Land and People: Indigeneity and Consent in Lawman’s Brut
Fiona Somerset (Professor, LCL & Social and Critical Inquiry, UConn)
with a response by April Anson (English & Social and Critical Inquiry, UConn)
Wednesday, February 4, 2026, 3:30pm, Humanities Institute Conference Room (HBL 4-209)
The event will also be livestreamed with automated captioning.
Far-right nationalists have appropriated the concept of indigeneity in recent years to create isolationist arguments (one land, one language, one people). Recently, historians have worked to counter these claims by suggesting that until the Enlightenment, people in Europe did not have a concept of indigeneity, because they did not have a concept of popular consent. The book I am writing on the history of consent demonstrates otherwise: in this talk I will show how the early thirteenth century English writer Lawman in his historical poem the Brut develops a theory of indigeneity based on popular consent. However, Lawman’s understanding of indigeneity tends to delegitimize far-right nationalist arguments, rather than supporting them.
Fiona Somerset is Professor of Comparative Literature and Culture and of Social and Critical Inquiry at the University of Connecticut, where she has served as Codirector of Comparative Literary and Cultural Studies and Interim Director of Women’s, Gender, and Sexuality Studies. She is finishing work on a book on the medieval history of consent through silence, and preparing to write another book on personhood in the Middle Ages.

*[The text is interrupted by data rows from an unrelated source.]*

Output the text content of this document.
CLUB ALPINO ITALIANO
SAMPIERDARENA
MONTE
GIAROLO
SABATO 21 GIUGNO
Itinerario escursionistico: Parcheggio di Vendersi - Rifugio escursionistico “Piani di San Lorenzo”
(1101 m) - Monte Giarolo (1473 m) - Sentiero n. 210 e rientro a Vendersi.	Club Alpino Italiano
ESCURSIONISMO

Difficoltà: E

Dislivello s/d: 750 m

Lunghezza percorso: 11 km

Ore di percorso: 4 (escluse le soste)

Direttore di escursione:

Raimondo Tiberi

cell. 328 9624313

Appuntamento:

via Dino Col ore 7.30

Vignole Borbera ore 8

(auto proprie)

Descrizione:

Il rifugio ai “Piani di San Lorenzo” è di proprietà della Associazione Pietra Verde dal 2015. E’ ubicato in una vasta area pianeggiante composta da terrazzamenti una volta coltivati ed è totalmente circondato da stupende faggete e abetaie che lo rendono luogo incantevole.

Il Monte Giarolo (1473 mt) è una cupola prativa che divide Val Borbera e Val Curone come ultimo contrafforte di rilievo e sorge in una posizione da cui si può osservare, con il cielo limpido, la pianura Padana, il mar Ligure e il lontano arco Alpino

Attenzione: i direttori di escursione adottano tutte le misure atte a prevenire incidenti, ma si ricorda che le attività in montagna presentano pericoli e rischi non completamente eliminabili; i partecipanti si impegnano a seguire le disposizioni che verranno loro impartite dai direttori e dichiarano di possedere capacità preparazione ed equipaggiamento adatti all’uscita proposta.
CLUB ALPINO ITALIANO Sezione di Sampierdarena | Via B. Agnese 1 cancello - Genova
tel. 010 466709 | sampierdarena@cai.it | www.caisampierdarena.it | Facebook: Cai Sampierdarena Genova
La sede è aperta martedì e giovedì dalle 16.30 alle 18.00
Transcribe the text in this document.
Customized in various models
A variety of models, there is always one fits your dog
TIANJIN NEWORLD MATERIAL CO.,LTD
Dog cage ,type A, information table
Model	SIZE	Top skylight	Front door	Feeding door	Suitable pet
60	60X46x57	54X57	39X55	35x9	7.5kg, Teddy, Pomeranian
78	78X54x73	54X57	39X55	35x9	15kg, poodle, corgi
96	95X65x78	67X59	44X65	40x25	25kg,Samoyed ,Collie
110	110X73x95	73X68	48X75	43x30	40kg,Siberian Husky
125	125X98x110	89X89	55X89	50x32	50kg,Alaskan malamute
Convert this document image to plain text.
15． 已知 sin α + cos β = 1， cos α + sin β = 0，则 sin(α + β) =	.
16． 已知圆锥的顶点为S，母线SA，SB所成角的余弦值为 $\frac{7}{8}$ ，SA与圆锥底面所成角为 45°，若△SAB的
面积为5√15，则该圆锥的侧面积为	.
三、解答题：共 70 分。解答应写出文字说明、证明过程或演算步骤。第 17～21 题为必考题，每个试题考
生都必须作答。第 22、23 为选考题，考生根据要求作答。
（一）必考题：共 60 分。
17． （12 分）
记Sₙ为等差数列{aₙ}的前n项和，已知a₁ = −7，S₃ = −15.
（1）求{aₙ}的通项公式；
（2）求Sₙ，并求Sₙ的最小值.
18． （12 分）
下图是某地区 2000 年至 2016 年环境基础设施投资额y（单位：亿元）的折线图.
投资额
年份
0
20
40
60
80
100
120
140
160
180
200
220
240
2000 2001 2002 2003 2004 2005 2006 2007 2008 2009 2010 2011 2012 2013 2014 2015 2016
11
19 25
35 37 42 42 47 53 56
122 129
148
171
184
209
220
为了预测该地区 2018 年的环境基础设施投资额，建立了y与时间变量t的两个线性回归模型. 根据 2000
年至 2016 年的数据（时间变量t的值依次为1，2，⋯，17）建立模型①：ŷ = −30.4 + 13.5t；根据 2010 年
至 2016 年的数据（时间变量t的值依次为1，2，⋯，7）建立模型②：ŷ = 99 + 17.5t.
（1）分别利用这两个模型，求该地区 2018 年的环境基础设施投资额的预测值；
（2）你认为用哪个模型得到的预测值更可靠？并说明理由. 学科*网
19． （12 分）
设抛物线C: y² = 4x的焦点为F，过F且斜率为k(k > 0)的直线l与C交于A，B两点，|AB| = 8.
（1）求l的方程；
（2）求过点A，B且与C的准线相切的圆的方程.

April Anson is an assistant professor of English and Social and Critical Inquiry at the University of Connecticut where she serves on the executive committees for American Studies and Native American and Indigenous Studies. Prior to joining UConn, Dr. Anson was assistant professor of Public Humanities at San Diego State University and a Mellon Postdoctoral Fellow at the University of Pennsylvania. Dr. Anson works at the intersection of environmental humanities, Indigenous American studies, and political theory.